I was very happy to find that every device worked and worked well, with the exception of 1 which was likely just a bad choice that you wouldn't have selected if you knew what to look for in a datasheet, and found a family of devices which really caught my attention (title of this post).
Test results:
In pretty much every case, H3 was roughly 20dB down from H2. This design is all H2 loveliness (negative phase of course) so I won't bother reporting different H2/H3 numbers. Just assume what you see is 99% H2. All testing was with input signal at -6dBV which put the output just below 1W into 8R. I had a testing anomaly where none of the devices would go higher than about 15W before >1%THD set in but I suspect my input JFET has too high IDSS or the fault is in my lousy pcb layout skills
Requisite eye candy time
The winner!!!
Some specs
REW FFT
Most of you probably stopped reading at this point so the important information will go here
. I looked for SOA curves before ordering any of these and also based decisions on dissipation, input capacitance and transconductance information whenever it was available. I was easily able to trim offset to below 1mV and bias was approximately 1.3A in all cases. I only ran each device for several minutes and none of them died premature deaths, not making any statements on device longevity - you are reading this at your own risk.Encouraged by the UnitedSIC result, I left the UJ3N120080K3S running for several hours over the course of 2 days and it's still healthy. I attempted a frequency response sweep with my QA402 and all I got was a mostly flat line so either it's great or I am not measuring it correctly. In any case, it's good enough for me to move on to building 2 channels to give it a listen. Come back in 2023 to hear how it goes perhaps ...
Cheers,
Stephen
Well here we are in 2022 with the last few remaining Semisouth SiC FETs being released into the wild but it turns out, everyone is distracted by the SIT show 🙂 and there seems to be waning interest in finding suitable alternatives. Seems like a fool's errand but I think it's safe to come forward and admit that if nothing else, I am definitely a fool
I'm still stuck on "SIT show". Someone PLEASE design that amp
Invasion of the SIT has swiftly corrected this… 🙂
On another note, someone going through a similar exercise years ago mentioned UF3C120400K3S as a device that measured close to SJEP performance-wise. Might be worth taking a look, though it’s possible some of the devices on your list have surpassed it.

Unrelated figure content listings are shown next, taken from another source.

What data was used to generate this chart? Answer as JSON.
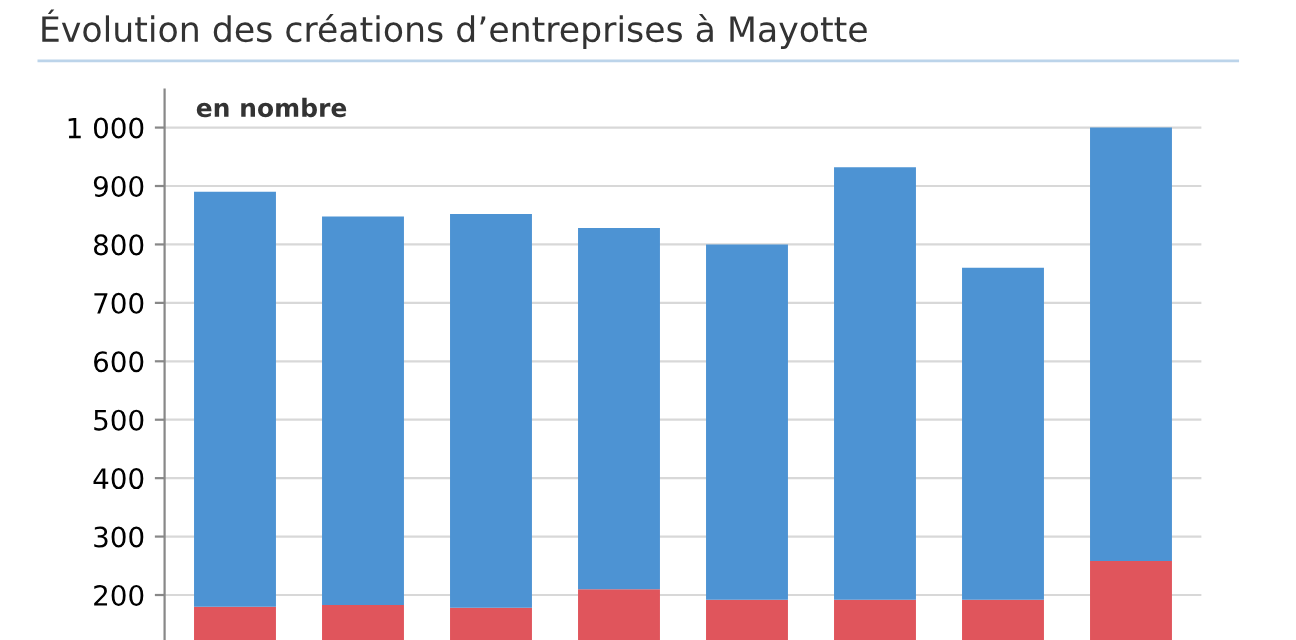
{
  "chart_data": {
    "type": "bar",
    "title": "Évolution des créations d’entreprises à Mayotte",
    "categories": [
      null,
      null,
      null,
      null,
      null,
      null,
      null,
      null
    ],
    "stacked": true,
    "series": [
      {
        "color": "#e0555c",
        "values": [
          180,
          183,
          178,
          210,
          192,
          192,
          192,
          258
        ]
      },
      {
        "color": "#4d93d3",
        "values": [
          710,
          665,
          674,
          618,
          608,
          740,
          568,
          742
        ]
      }
    ],
    "ylim": [
      123,
      1065
    ],
    "yticks": [
      200,
      300,
      400,
      500,
      600,
      700,
      800,
      900,
      {
        "value": 1000,
        "label": "1 000"
      }
    ],
    "grid": "y",
    "annotations": [
      "en nombre"
    ]
  }
}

This is just reinventing the wheel from tube amps.
Much better just to go SE tubes, unless it is more fun to try to source unobtanium silicon.
Even tubes has fully differential circuits with low distortion and even harmonics cancellation.

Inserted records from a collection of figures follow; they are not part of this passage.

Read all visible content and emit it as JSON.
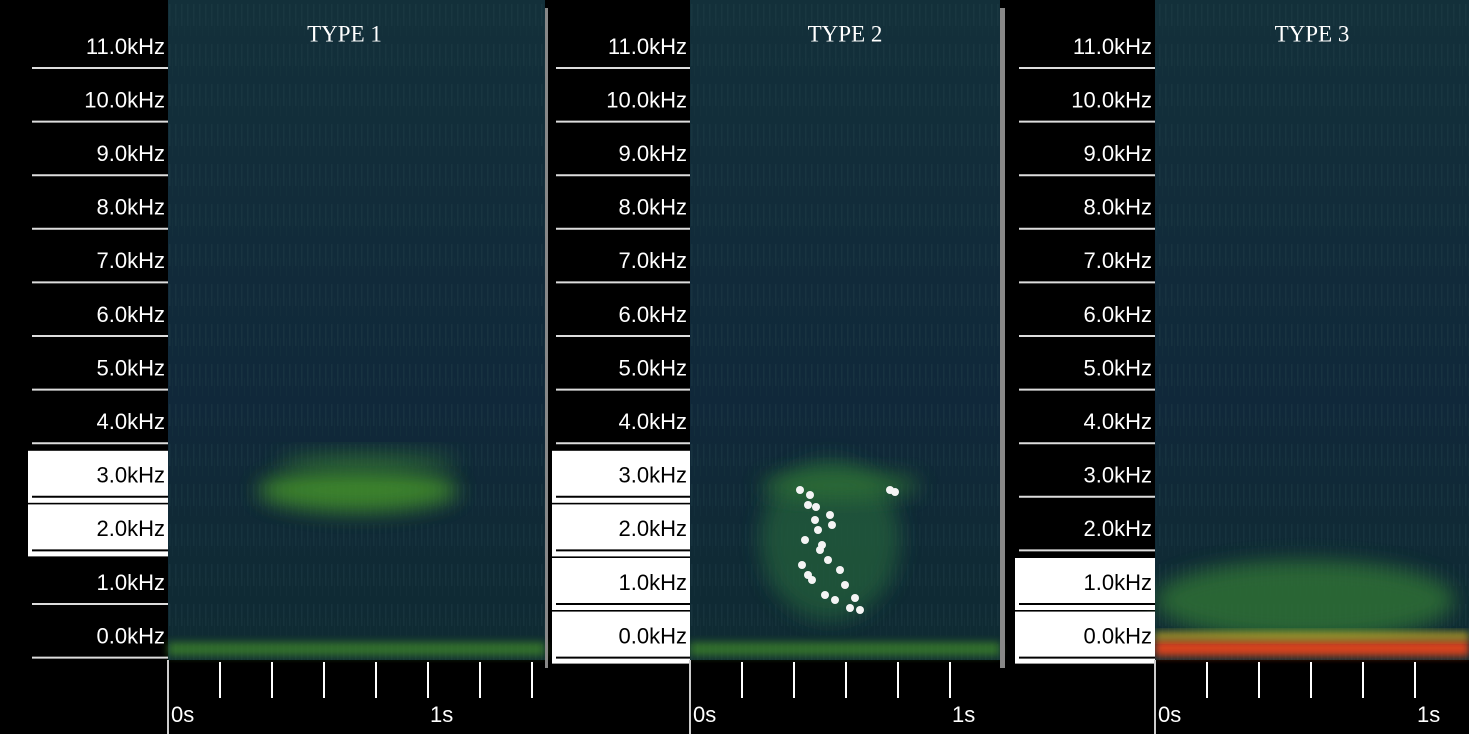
{
  "panels": [
    {
      "title": "TYPE 1",
      "frequency_labels": [
        "11.0kHz",
        "10.0kHz",
        "9.0kHz",
        "8.0kHz",
        "7.0kHz",
        "6.0kHz",
        "5.0kHz",
        "4.0kHz",
        "3.0kHz",
        "2.0kHz",
        "1.0kHz",
        "0.0kHz"
      ],
      "time_labels": [
        "0s",
        "1s"
      ]
    },
    {
      "title": "TYPE 2",
      "frequency_labels": [
        "11.0kHz",
        "10.0kHz",
        "9.0kHz",
        "8.0kHz",
        "7.0kHz",
        "6.0kHz",
        "5.0kHz",
        "4.0kHz",
        "3.0kHz",
        "2.0kHz",
        "1.0kHz",
        "0.0kHz"
      ],
      "time_labels": [
        "0s",
        "1s"
      ]
    },
    {
      "title": "TYPE 3",
      "frequency_labels": [
        "11.0kHz",
        "10.0kHz",
        "9.0kHz",
        "8.0kHz",
        "7.0kHz",
        "6.0kHz",
        "5.0kHz",
        "4.0kHz",
        "3.0kHz",
        "2.0kHz",
        "1.0kHz",
        "0.0kHz"
      ],
      "time_labels": [
        "0s",
        "1s"
      ]
    }
  ]
}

Just look at a well-built circlotron.
Cheers,
Patrick
It is more fun to find simple solid state alternatives being that the possibilities with tubes has been well explored.
I guess reinventing the wheel is also fun for some.

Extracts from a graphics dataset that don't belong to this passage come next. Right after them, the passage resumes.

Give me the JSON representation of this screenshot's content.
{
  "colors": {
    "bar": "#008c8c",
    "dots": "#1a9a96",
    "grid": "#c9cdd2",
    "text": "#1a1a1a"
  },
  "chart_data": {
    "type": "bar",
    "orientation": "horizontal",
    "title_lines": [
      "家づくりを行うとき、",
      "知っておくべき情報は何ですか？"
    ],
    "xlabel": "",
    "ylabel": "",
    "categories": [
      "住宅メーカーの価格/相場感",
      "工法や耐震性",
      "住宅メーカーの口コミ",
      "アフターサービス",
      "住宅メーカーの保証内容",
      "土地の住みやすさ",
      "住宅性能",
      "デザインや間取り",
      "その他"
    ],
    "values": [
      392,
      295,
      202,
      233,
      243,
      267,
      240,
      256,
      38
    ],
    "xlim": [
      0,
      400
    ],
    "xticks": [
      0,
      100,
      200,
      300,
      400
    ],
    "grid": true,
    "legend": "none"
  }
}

Especially when one runs out of other things to invent.
😊
Cheers,
Patrick
PS BTW I really like the M2 output stage. Shame it has not been used more extensively elsewhere.
.
Especially when one runs out of other things to invent.
😊
Cheers,
Patrick
PS BTW I really like the M2 output stage. Shame it has not been used more extensively elsewhere.
.
I wouldn’t say that. There are things you can do with toobz u cannot with fets, but also the other way around. Take the SIT-1 for example. I am no expert, but I doubt such a simple circuit would be achievable with toobz.